То на запад, то на восток, то от Львова, то на Львов – и иногда он думал, что такая война имеет сходство с детской игрой, когда одна шеренга надвигается на другую, топоча и распевая: «Бояре, а мы к вам пришли, молодые, а мы к вам пришли!»…
Потом пятится под ответным, столь же упрямым, натиском: «Бояре, так ступайте назад, молодые, так ступайте назад!»…
И если б не взаправдашние раны и всамделишная смерть…
И там, где жила она, и там, где терпел он, стояла осень все еще 1914 года.
Там, где была она, почти каждый день светило солнце.
А в Галиции – не светило. Там донимали дожди.
В Галиции свой звездный час праздновало отчаянное, срывающее связки русское «Ура!»… «Бояре, а мы к вам пришли!»…
Австрияки откатывались, и Львов, когда-то такой далекий, оказался в глубоком нашем тылу.
«…Утром меня посетила Людмила Васильевна, хозяйка пансионата, твоя невенчаная жена – так она отрекомендовалась. Сообщила, что беременна, что зачала в день вашего прощания, случившегося, как я поняла, всего за несколько часов до нашего. Уточняю не затем, чтобы упрекнуть тебя – нет, хлещу этим себя самое. И повторяю: «Дура! Чертова трусливая, себялюбивая дура – ты собственноручно его к этому подтолкнула!»
Людмила Васильевна беспокоилась – и это стало причиною ее визита, – не имею ли я на тебя каких-либо прав, которые помешали бы будущему вашего ребенка.
Я уверила, что ничего, кроме прав любви, не имею, но ребенку вашему это ничем не грозит. Она ушла, меня проклиная…
Господи, милый, почему ты не взял меня сразу, среди принесенных тобою тюльпанов? Почему ни разу во время наших долгих разговоров не взорвался, не схватил в охапку?
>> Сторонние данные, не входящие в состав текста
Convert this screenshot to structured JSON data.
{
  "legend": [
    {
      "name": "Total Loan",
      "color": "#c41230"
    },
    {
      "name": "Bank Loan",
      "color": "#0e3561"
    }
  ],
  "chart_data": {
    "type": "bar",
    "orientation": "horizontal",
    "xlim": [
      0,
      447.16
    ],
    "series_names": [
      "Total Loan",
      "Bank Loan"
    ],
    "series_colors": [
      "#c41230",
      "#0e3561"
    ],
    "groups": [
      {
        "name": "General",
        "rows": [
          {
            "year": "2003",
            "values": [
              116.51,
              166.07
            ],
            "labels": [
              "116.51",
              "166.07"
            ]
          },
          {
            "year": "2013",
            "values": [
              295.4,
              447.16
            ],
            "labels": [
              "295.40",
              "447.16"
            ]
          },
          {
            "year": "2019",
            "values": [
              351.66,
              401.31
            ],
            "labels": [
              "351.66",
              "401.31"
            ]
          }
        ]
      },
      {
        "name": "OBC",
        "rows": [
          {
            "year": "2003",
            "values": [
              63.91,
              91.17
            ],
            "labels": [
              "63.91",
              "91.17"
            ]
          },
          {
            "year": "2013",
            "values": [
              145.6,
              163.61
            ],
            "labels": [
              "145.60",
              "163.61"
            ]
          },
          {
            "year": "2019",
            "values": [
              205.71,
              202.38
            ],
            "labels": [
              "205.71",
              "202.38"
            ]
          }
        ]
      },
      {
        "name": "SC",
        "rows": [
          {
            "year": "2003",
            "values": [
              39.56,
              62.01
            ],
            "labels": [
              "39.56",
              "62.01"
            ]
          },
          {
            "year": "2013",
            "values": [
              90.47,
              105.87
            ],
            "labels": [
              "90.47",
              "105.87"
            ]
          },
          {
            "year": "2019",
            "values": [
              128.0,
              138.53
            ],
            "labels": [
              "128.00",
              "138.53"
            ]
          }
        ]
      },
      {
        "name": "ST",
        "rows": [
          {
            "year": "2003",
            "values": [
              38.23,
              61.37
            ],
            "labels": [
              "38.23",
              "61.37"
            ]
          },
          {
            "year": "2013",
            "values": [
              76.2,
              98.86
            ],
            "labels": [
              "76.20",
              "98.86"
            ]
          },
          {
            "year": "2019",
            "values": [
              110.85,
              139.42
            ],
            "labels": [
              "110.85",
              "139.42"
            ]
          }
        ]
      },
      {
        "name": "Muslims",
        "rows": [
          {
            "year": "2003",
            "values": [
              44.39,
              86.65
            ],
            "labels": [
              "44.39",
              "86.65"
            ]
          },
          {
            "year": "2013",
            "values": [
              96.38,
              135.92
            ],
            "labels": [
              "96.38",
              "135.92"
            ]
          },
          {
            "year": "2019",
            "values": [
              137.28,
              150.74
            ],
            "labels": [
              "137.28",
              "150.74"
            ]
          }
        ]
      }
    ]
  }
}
Теперь мне кажется, что втайне мечтала об этом, что готова была в любую секунду стать твоей рабыней, которую ни о чем не спрашивают, а просто берут, когда заблагорассудится.
Но знаешь, во всем, что случилось и не случилось, есть высшая справедливость: именно Л.В. любит тебя не рассуждая, жертвенно, как и полагается настоящей женщине. Я же вносила в свою любовь слишком много рефлексий и эгоизма – вот и наказана, вот и не зачала в нашу единственную, теперь уж точно единственную, ночь. А ведь так мечтала об этом!